Joanne Zeigler spoke on behalf of the Mill Street Neighborhood Association, which opposes the project. She argued that the neighborhood was already overwhelmed by clients using Springs Rescue Mission and the Salvation Army Shelter & Services at RJ Montgomery.
"Ever since we've started public hearings, we've described that these people who are going to be the residents are not going to be homeless," Jensen argued. "And I get it, that it's hard to believe that, because there is so much transient activity down there." She told Council that she had expressed a willingness to work with the neighborhood on a "good neighbor contract," but hadn't received a response.

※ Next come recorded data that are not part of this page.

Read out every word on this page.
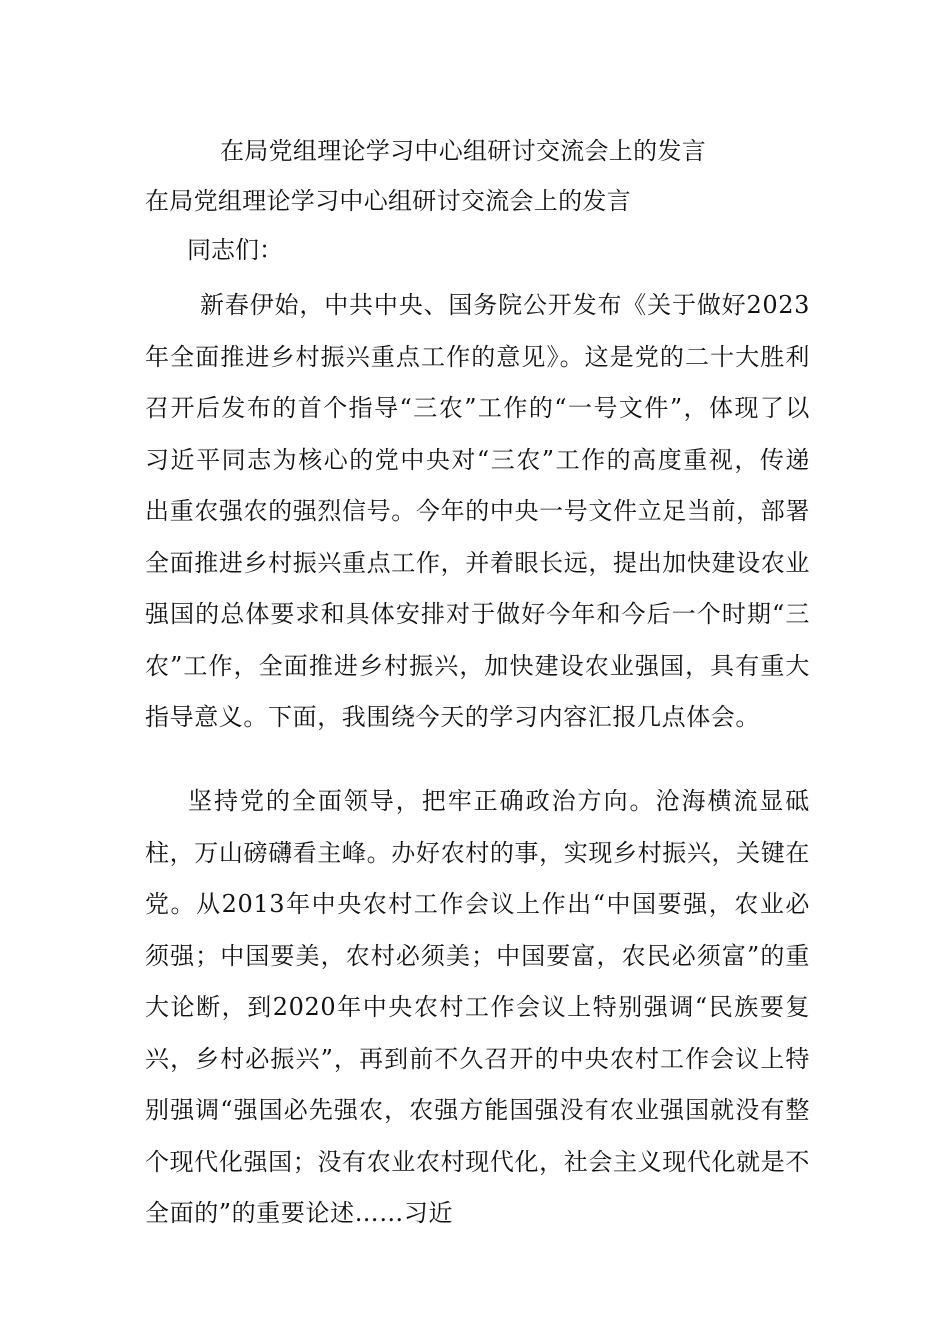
在局党组理论学习中心组研讨交流会上的发言
在局党组理论学习中心组研讨交流会上的发言
同志们：

新春伊始，中共中央、国务院公开发布《关于做好2023年全面推进乡村振兴重点工作的意见》。这是党的二十大胜利召开后发布的首个指导“三农”工作的“一号文件”，体现了以习近平同志为核心的党中央对“三农”工作的高度重视，传递出重农强农的强烈信号。今年的中央一号文件立足当前，部署全面推进乡村振兴重点工作，并着眼长远，提出加快建设农业强国的总体要求和具体安排对于做好今年和今后一个时期“三农”工作，全面推进乡村振兴，加快建设农业强国，具有重大指导意义。下面，我围绕今天的学习内容汇报几点体会。

坚持党的全面领导，把牢正确政治方向。沧海横流显砥柱，万山磅礴看主峰。办好农村的事，实现乡村振兴，关键在党。从2013年中央农村工作会议上作出“中国要强，农业必须强；中国要美，农村必须美；中国要富，农民必须富”的重大论断，到2020年中央农村工作会议上特别强调“民族要复兴，乡村必振兴”，再到前不久召开的中央农村工作会议上特别强调“强国必先强农，农强方能国强没有农业强国就没有整个现代化强国；没有农业农村现代化，社会主义现代化就是不全面的”的重要论述……习近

Ultimately, City Council voted 8-0 in favor of the project, with Councilor Wayne Williams absent.
"I really appreciate this project and all the work you've put into it," Council President Richard Skorman told Jensen before the vote, calling it "a good example of what we can do in the future."
The property is owned by the Flaks Family Trust, which planned to demolish the old houses whether or not the project secured approval. Developer Kairos Project 17 has a 10-year lease.